ARL CPU bug: ring downbin adjusting frequency based on factory VF curves, not actual real-time voltage?
I'm seeing a weird behavior with Ring frequency on 275hx CPU when the "ring down bin" (RDB from now) is enabled.
Under stock conditions
RDB adjusts ring frequency, so that the uncore voltage doesn't surpass maximum core voltage (ie. one core runs at 1.1V, so RDB limits the cache multiplier, so that Vuncore <= 1.1V).
When you UV CPU cores only
You apply 100mV core UV, so the previous 1.1V on core becomes 1.0V. However RDB still follows the old value of 1.1V, running at the same frequency as previously.
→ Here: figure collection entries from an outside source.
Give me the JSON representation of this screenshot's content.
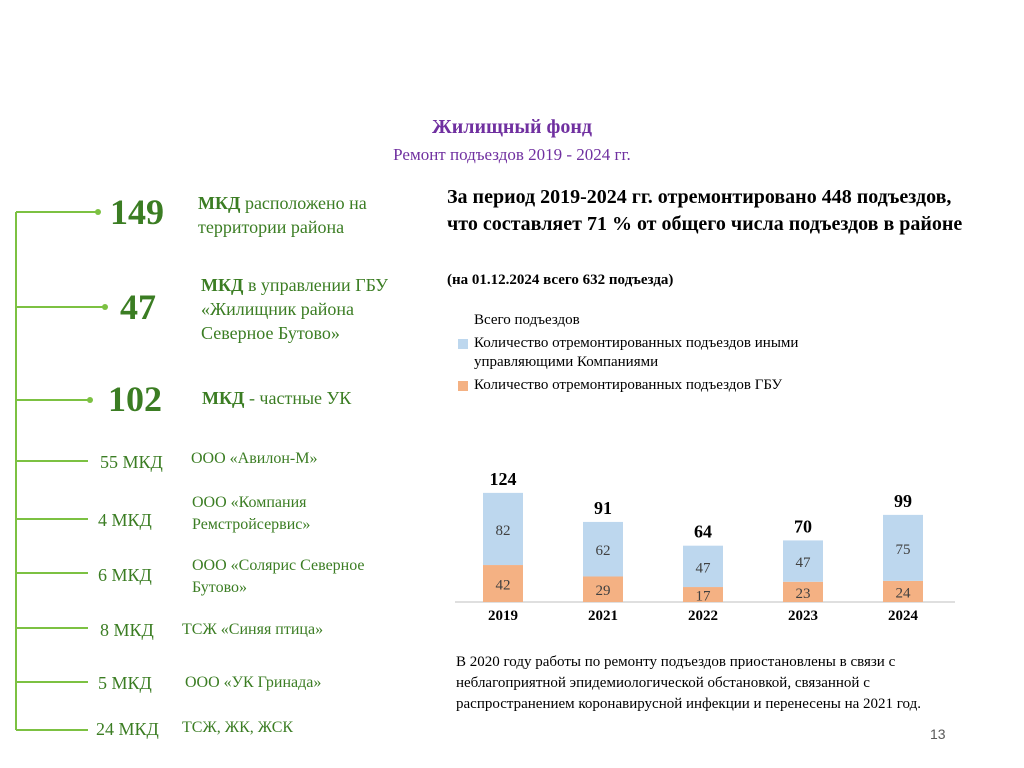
{
  "header": {
    "title": "Жилищный фонд",
    "subtitle": "Ремонт подъездов 2019 - 2024 гг."
  },
  "left_panel": {
    "main_items": [
      {
        "number": "149",
        "bold": "МКД",
        "text": " расположено на территории района"
      },
      {
        "number": "47",
        "bold": "МКД",
        "text": " в управлении ГБУ «Жилищник района Северное Бутово»"
      },
      {
        "number": "102",
        "bold": "МКД",
        "text": " - частные УК"
      }
    ],
    "companies": [
      {
        "count": "55 МКД",
        "name": "ООО «Авилон-М»"
      },
      {
        "count": "4 МКД",
        "name": "ООО «Компания Ремстройсервис»"
      },
      {
        "count": "6 МКД",
        "name": "ООО «Солярис Северное Бутово»"
      },
      {
        "count": "8 МКД",
        "name": "ТСЖ «Синяя птица»"
      },
      {
        "count": "5 МКД",
        "name": "ООО «УК Гринада»"
      },
      {
        "count": "24 МКД",
        "name": "ТСЖ, ЖК, ЖСК"
      }
    ]
  },
  "summary": {
    "text": "За период 2019-2024 гг. отремонтировано 448 подъездов, что составляет 71 % от общего числа подъездов в районе",
    "note": "(на 01.12.2024 всего 632 подъезда)"
  },
  "footnote": "В 2020 году работы по ремонту подъездов приостановлены в связи с неблагоприятной эпидемиологической обстановкой, связанной с распространением коронавирусной инфекции и перенесены на 2021 год.",
  "page_number": "13",
  "colors": {
    "green": "#3b7d23",
    "purple": "#7030a0",
    "series_other": "#bdd7ee",
    "series_gbu": "#f4b183"
  },
  "chart_data": {
    "type": "bar",
    "stacked": true,
    "categories": [
      "2019",
      "2021",
      "2022",
      "2023",
      "2024"
    ],
    "series": [
      {
        "name": "Количество отремонтированных подъездов ГБУ",
        "values": [
          42,
          29,
          17,
          23,
          24
        ],
        "color": "#f4b183"
      },
      {
        "name": "Количество отремонтированных подъездов иными управляющими Компаниями",
        "values": [
          82,
          62,
          47,
          47,
          75
        ],
        "color": "#bdd7ee"
      }
    ],
    "totals": {
      "name": "Всего подъездов",
      "values": [
        124,
        91,
        64,
        70,
        99
      ]
    },
    "legend_position": "top",
    "ylim": [
      0,
      130
    ],
    "grid": false
  }
}
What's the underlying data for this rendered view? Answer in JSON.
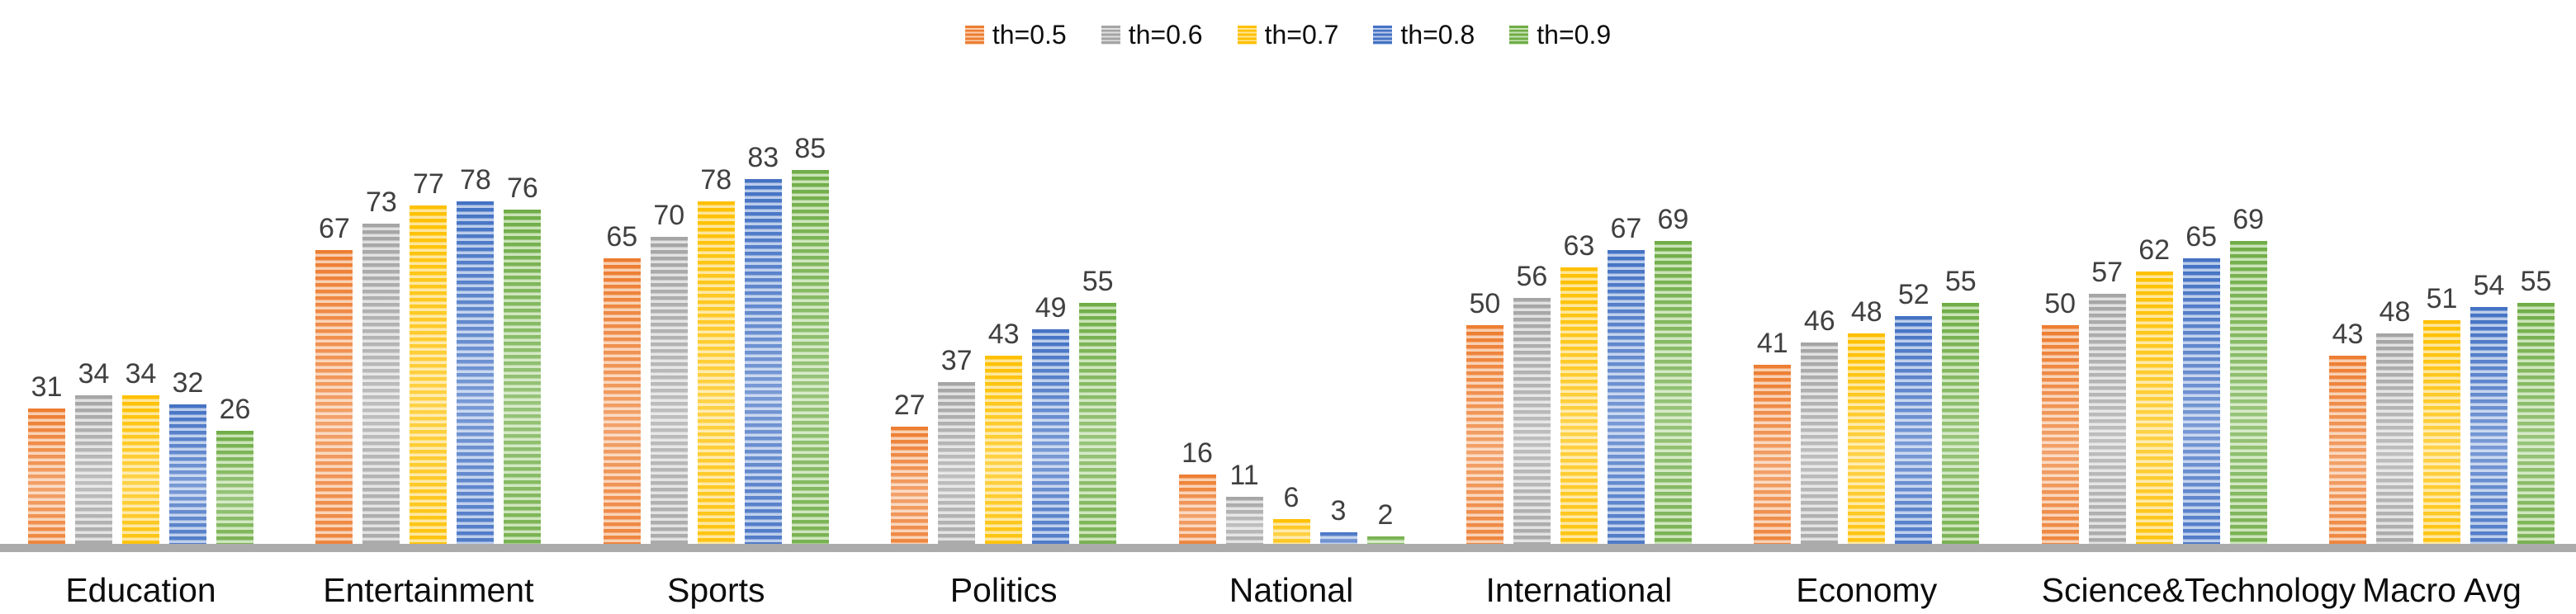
{
  "chart_data": {
    "type": "bar",
    "categories": [
      "Education",
      "Entertainment",
      "Sports",
      "Politics",
      "National",
      "International",
      "Economy",
      "Science&Technology",
      "Macro Avg"
    ],
    "series": [
      {
        "name": "th=0.5",
        "color": "#ED7D31",
        "color_light": "#F9CEAF",
        "values": [
          31,
          67,
          65,
          27,
          16,
          50,
          41,
          50,
          43
        ]
      },
      {
        "name": "th=0.6",
        "color": "#A5A5A5",
        "color_light": "#E0E0E0",
        "values": [
          34,
          73,
          70,
          37,
          11,
          56,
          46,
          57,
          48
        ]
      },
      {
        "name": "th=0.7",
        "color": "#FFC000",
        "color_light": "#FFE699",
        "values": [
          34,
          77,
          78,
          43,
          6,
          63,
          48,
          62,
          51
        ]
      },
      {
        "name": "th=0.8",
        "color": "#4472C4",
        "color_light": "#B9CBEA",
        "values": [
          32,
          78,
          83,
          49,
          3,
          67,
          52,
          65,
          54
        ]
      },
      {
        "name": "th=0.9",
        "color": "#70AD47",
        "color_light": "#C9E3B6",
        "values": [
          26,
          76,
          85,
          55,
          2,
          69,
          55,
          69,
          55
        ]
      }
    ],
    "title": "",
    "xlabel": "",
    "ylabel": "",
    "ylim": [
      0,
      85
    ],
    "grid": false,
    "legend_position": "top-center",
    "value_labels": true,
    "axis_line_color": "#ABABAB",
    "value_label_color": "#404040",
    "category_label_color": "#0D0D0D"
  }
}
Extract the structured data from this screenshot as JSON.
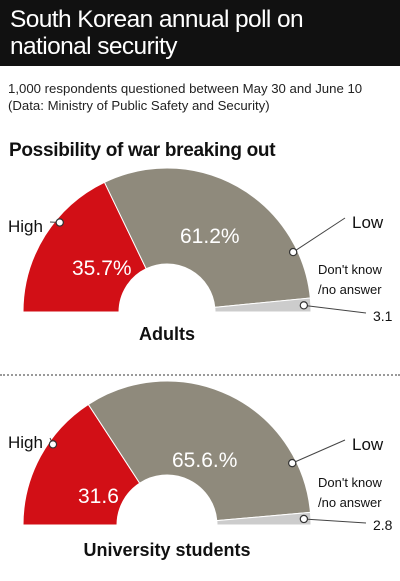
{
  "title": "South Korean annual poll on national security",
  "subtitle": "1,000 respondents questioned between May 30 and June 10",
  "source": "(Data: Ministry of Public Safety and Security)",
  "section_heading": "Possibility of war breaking out",
  "colors": {
    "high": "#d20f16",
    "low": "#8f8a7c",
    "dont_know": "#cccccc"
  },
  "chart_data": [
    {
      "type": "pie",
      "title": "Adults",
      "labels": [
        "High",
        "Low",
        "Don't know /no answer"
      ],
      "values": [
        35.7,
        61.2,
        3.1
      ],
      "value_labels": [
        "35.7%",
        "61.2%",
        "3.1"
      ]
    },
    {
      "type": "pie",
      "title": "University students",
      "labels": [
        "High",
        "Low",
        "Don't know /no answer"
      ],
      "values": [
        31.6,
        65.6,
        2.8
      ],
      "value_labels": [
        "31.6",
        "65.6.%",
        "2.8"
      ]
    }
  ]
}
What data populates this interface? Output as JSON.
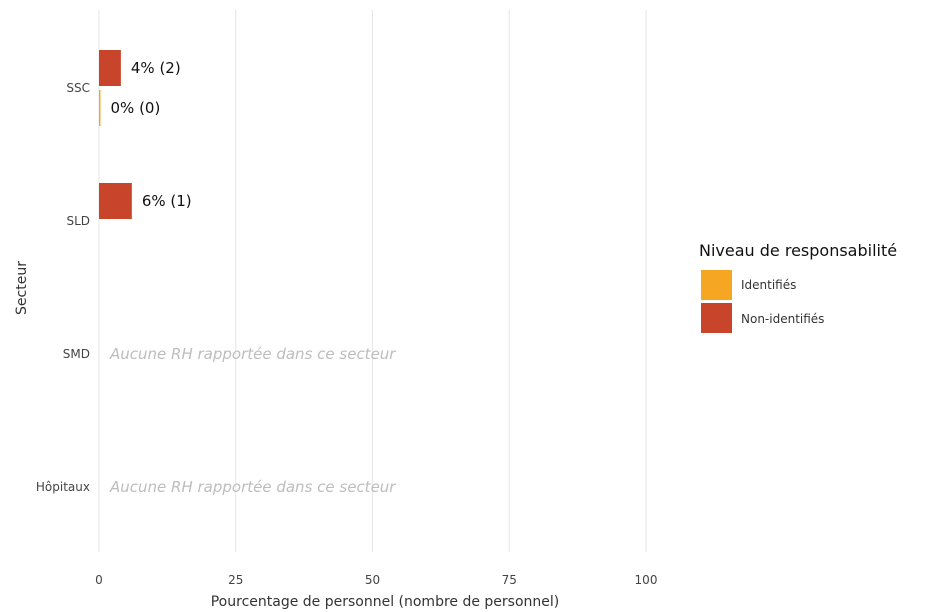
{
  "chart_data": {
    "type": "bar",
    "orientation": "horizontal",
    "xlabel": "Pourcentage de personnel (nombre de personnel)",
    "ylabel": "Secteur",
    "xlim": [
      0,
      100
    ],
    "x_ticks": [
      0,
      25,
      50,
      75,
      100
    ],
    "grid": true,
    "categories": [
      "SSC",
      "SLD",
      "SMD",
      "Hôpitaux"
    ],
    "series": [
      {
        "name": "Identifiés",
        "color": "#f5a623",
        "values": [
          0,
          null,
          null,
          null
        ],
        "labels": [
          "0% (0)",
          "",
          "",
          ""
        ]
      },
      {
        "name": "Non-identifiés",
        "color": "#c8442b",
        "values": [
          4,
          6,
          null,
          null
        ],
        "labels": [
          "4% (2)",
          "6% (1)",
          "",
          ""
        ]
      }
    ],
    "empty_notes": [
      "",
      "",
      "Aucune RH rapportée dans ce secteur",
      "Aucune RH rapportée dans ce secteur"
    ],
    "legend": {
      "title": "Niveau de responsabilité",
      "position": "right",
      "entries": [
        "Identifiés",
        "Non-identifiés"
      ]
    }
  }
}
In this scenario it's possible that ring hoists the total Vid up to 1.1V, greatly increasing power loss on DLVRs.
When you UV both by the same amount
You UV ring by 100 mV, both voltages drop, and thus everything is fine with VID = 1.0V.
In realistic scenario, cores can UV by 50mV and cache by 100-150 mV, meaning that ring will be running at lower voltage most of the time, but won't gain or lose any frequency.
You limit CPU frequency
This is the main problem I'm dealing with:
- P/E core frequency 4.8/4.4 GHz at 1.01V VID (50 mV UV applied)
- Ring UV by 150 mV, with maximum of 1.00V at 3.8 GHz
The ring frequency gets limited to 3.5 GHz at 880mV, even though all bins above that fit under 1V. RDB simply scales the frequency according to the factory VF curves, even though the voltages are completely different in reality.
Why not disable RDB
Because it will always try to boost cache to maximum of 3.8GHz, hoisting VID to 1.00V, whilst the cores run at 800-900 mV when power limited above 3.8GHz. This causes a 10-15% performance regression, unless the cores themselves also run maxed out at 1V without power limit.
So what's the point
RDB should be scaling frequency based on real-time voltage, so that effectivity is increased. The current behavior causes the ring to run at much lower frequency than it needs to, decreasing performance, and increasing DLVR power losses.
I'm ultimately hoping this reaches Intel reps, and that micro code update, that fixes this behavior, gets released.